Families of adults who have been reported missing have been critical of police for not doing enough to find their loved ones. One challenge is the volume. More than 600 people have been reported missing in the police precinct that includes the Gay Village over the last four years and about 30 cases remain open.

Criminal experts say it’s unlikely that someone would become a serial killer later in life, so if the allegations are true, there could be earlier victims. “If it turns out he was killing in the mid-1970’s it would not be unusual. In fact it would be surprising if he had not been,” said Peter Vronsky, a history professor at Ryerson University in Toronto who has written two books about serial killers. “Once you hit that late age, serial killers are retiring.”

McArthur moved to the Toronto area around 2000. He previously lived in a suburb of the city, where he was married, raised two children and worked as a traveling salesman of underwear and socks. His landscaping business was small, but he did periodically hire workers, including the 40-year-old man who disappeared in 2010.

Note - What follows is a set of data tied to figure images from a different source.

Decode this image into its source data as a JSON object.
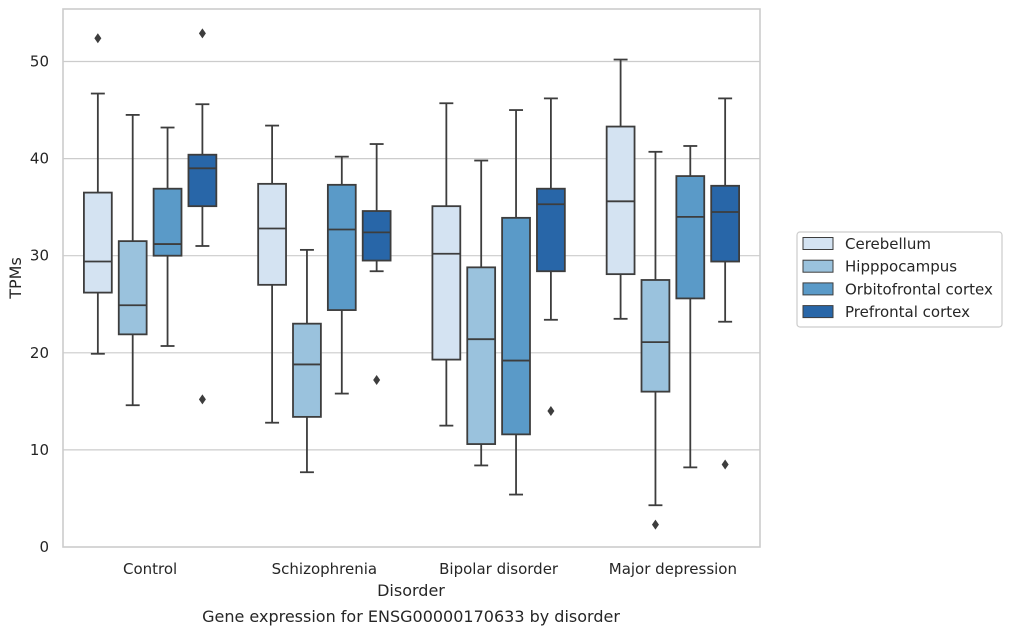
{
  "chart_data": {
    "type": "box",
    "title": "Gene expression for ENSG00000170633 by disorder",
    "xlabel": "Disorder",
    "ylabel": "TPMs",
    "ylim": [
      0,
      55.5
    ],
    "yticks": [
      0,
      10,
      20,
      30,
      40,
      50
    ],
    "grid": "y",
    "legend_position": "right",
    "categories": [
      "Control",
      "Schizophrenia",
      "Bipolar disorder",
      "Major depression"
    ],
    "series": [
      {
        "name": "Cerebellum",
        "color": "#d4e3f2",
        "boxes": [
          {
            "whisker_low": 19.9,
            "q1": 26.2,
            "median": 29.4,
            "q3": 36.5,
            "whisker_high": 46.7,
            "outliers": [
              52.4
            ]
          },
          {
            "whisker_low": 12.8,
            "q1": 27.0,
            "median": 32.8,
            "q3": 37.4,
            "whisker_high": 43.4,
            "outliers": []
          },
          {
            "whisker_low": 12.5,
            "q1": 19.3,
            "median": 30.2,
            "q3": 35.1,
            "whisker_high": 45.7,
            "outliers": []
          },
          {
            "whisker_low": 23.5,
            "q1": 28.1,
            "median": 35.6,
            "q3": 43.3,
            "whisker_high": 50.2,
            "outliers": []
          }
        ]
      },
      {
        "name": "Hipppocampus",
        "color": "#9ac2dd",
        "boxes": [
          {
            "whisker_low": 14.6,
            "q1": 21.9,
            "median": 24.9,
            "q3": 31.5,
            "whisker_high": 44.5,
            "outliers": []
          },
          {
            "whisker_low": 7.7,
            "q1": 13.4,
            "median": 18.8,
            "q3": 23.0,
            "whisker_high": 30.6,
            "outliers": []
          },
          {
            "whisker_low": 8.4,
            "q1": 10.6,
            "median": 21.4,
            "q3": 28.8,
            "whisker_high": 39.8,
            "outliers": []
          },
          {
            "whisker_low": 4.3,
            "q1": 16.0,
            "median": 21.1,
            "q3": 27.5,
            "whisker_high": 40.7,
            "outliers": [
              2.3
            ]
          }
        ]
      },
      {
        "name": "Orbitofrontal cortex",
        "color": "#5a9ac8",
        "boxes": [
          {
            "whisker_low": 20.7,
            "q1": 30.0,
            "median": 31.2,
            "q3": 36.9,
            "whisker_high": 43.2,
            "outliers": []
          },
          {
            "whisker_low": 15.8,
            "q1": 24.4,
            "median": 32.7,
            "q3": 37.3,
            "whisker_high": 40.2,
            "outliers": []
          },
          {
            "whisker_low": 5.4,
            "q1": 11.6,
            "median": 19.2,
            "q3": 33.9,
            "whisker_high": 45.0,
            "outliers": []
          },
          {
            "whisker_low": 8.2,
            "q1": 25.6,
            "median": 34.0,
            "q3": 38.2,
            "whisker_high": 41.3,
            "outliers": []
          }
        ]
      },
      {
        "name": "Prefrontal cortex",
        "color": "#2866a8",
        "boxes": [
          {
            "whisker_low": 31.0,
            "q1": 35.1,
            "median": 39.0,
            "q3": 40.4,
            "whisker_high": 45.6,
            "outliers": [
              52.9,
              15.2
            ]
          },
          {
            "whisker_low": 28.4,
            "q1": 29.5,
            "median": 32.4,
            "q3": 34.6,
            "whisker_high": 41.5,
            "outliers": [
              17.2
            ]
          },
          {
            "whisker_low": 23.4,
            "q1": 28.4,
            "median": 35.3,
            "q3": 36.9,
            "whisker_high": 46.2,
            "outliers": [
              14.0
            ]
          },
          {
            "whisker_low": 23.2,
            "q1": 29.4,
            "median": 34.5,
            "q3": 37.2,
            "whisker_high": 46.2,
            "outliers": [
              8.5
            ]
          }
        ]
      }
    ]
  }
}
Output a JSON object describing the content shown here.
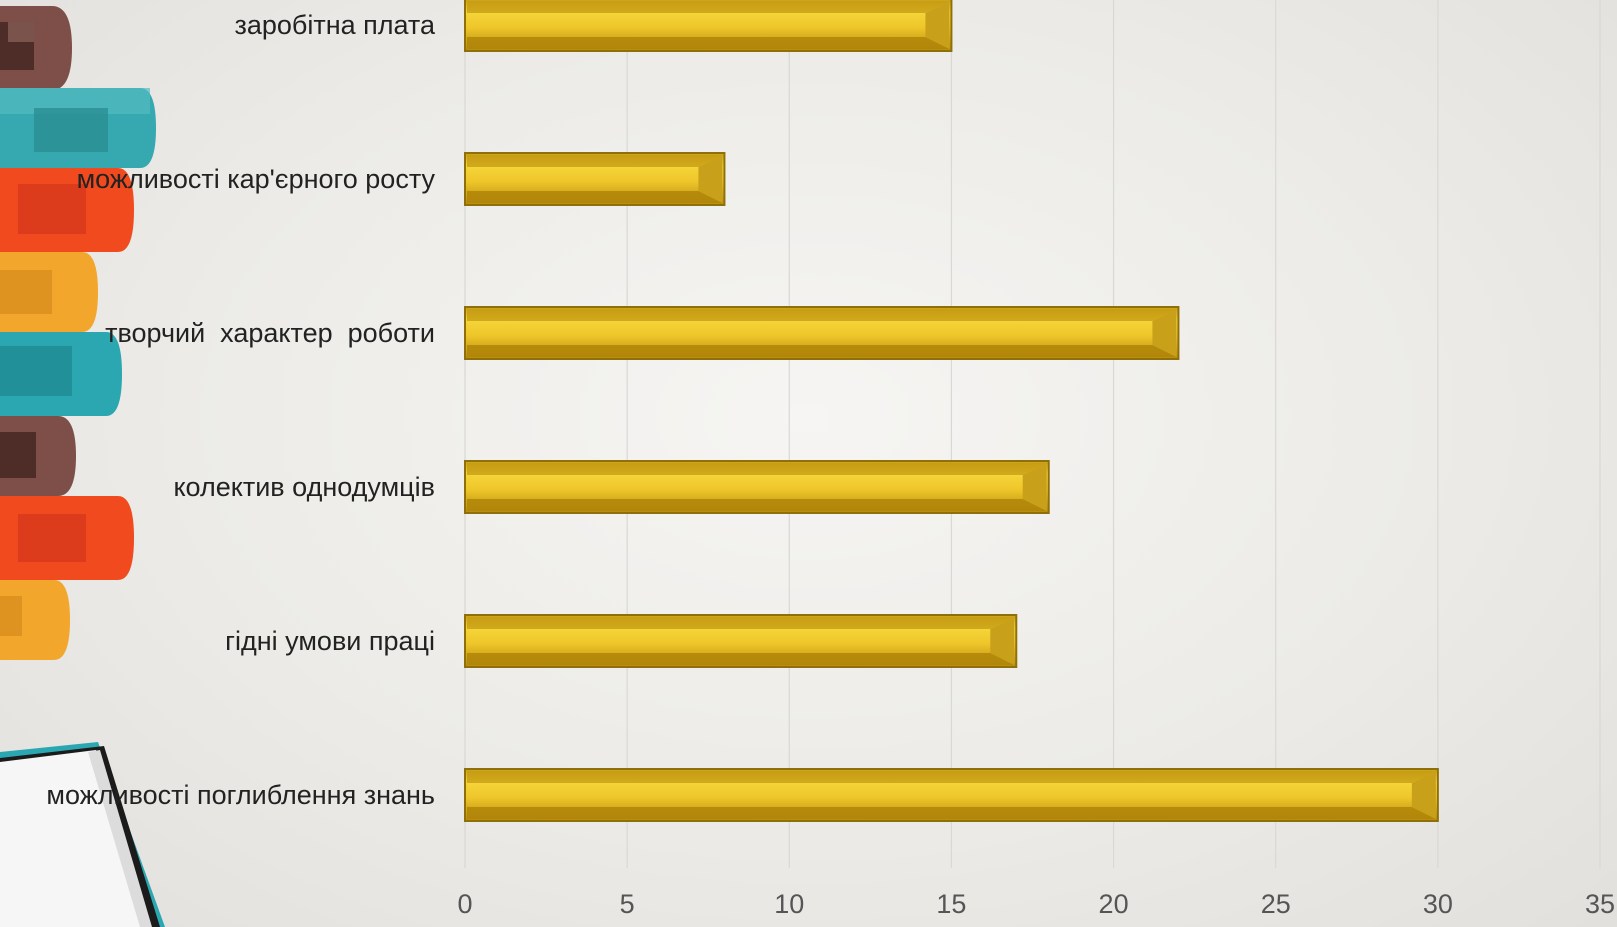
{
  "chart_data": {
    "type": "bar",
    "orientation": "horizontal",
    "categories": [
      "заробітна плата",
      "можливості кар'єрного росту",
      "творчий  характер  роботи",
      "колектив однодумців",
      "гідні умови праці",
      "можливості поглиблення знань"
    ],
    "values": [
      15,
      8,
      22,
      18,
      17,
      30
    ],
    "xlim": [
      0,
      35
    ],
    "xticks": [
      "0",
      "5",
      "10",
      "15",
      "20",
      "25",
      "30",
      "35"
    ],
    "grid": true,
    "title": "",
    "xlabel": "",
    "ylabel": "",
    "bar_color": "#dcb21c",
    "bar_edge_color": "#8f6f08"
  }
}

Judi Riley, a children’s book author who now lives on Maui, said her older brother had worked as landscaper in the past, though he didn’t have a steady job at the time of his disappearance. He had left a note for their mother saying he was headed for a few days to Toronto, and in the past had stayed in hostels and shelters in Gay Village.

She said authorities have asked her for photos of her brother and asked about identifying details such as scars. They asked to look at his computer, something she wishes they had done much earlier.

Police also have requested dental records from the family of Abdulbasir Faizi, a 42-year-old who moved to Canada from Iran and disappeared December 2010. His family learned after he vanished that he had been using gay dating apps and visiting bathhouses in Gay Village, according to a relative.

“For sure he is one of the victims,” said the relative, who spoke on condition of anonymity because others in the family do not want to speak publicly about the matter. “He would not have left his family. He had a very good relationship with his daughters.”

Linda Shaw of Waterloo, Ontario, has closely monitored the case for any word of her son, 30-year-old David MacDermott. He was last seen in November 2002 at a gay nightclub in Kitchener, about a 90-minute drive from downtown Toronto. She says she doesn’t have any reason to believe he was a victim of McArthur, but she runs to the phone each time it rings in hopes that it could bring news about him.

“I sit and listen about the McArthur story on TV constantly, constantly,” Shaw said. “You think ’Wow, could this be the answer, could this please?’ We literally beg God.”

Friends have told Judi Riley not to read about the McArthur case but she can’t help it. “It’s been a devastating time for us. It’s really hard for me to talk about Jon without falling apart,” she said.

“I don’t want it to be true.”

___

Jones reported from Honolulu, Hawaii.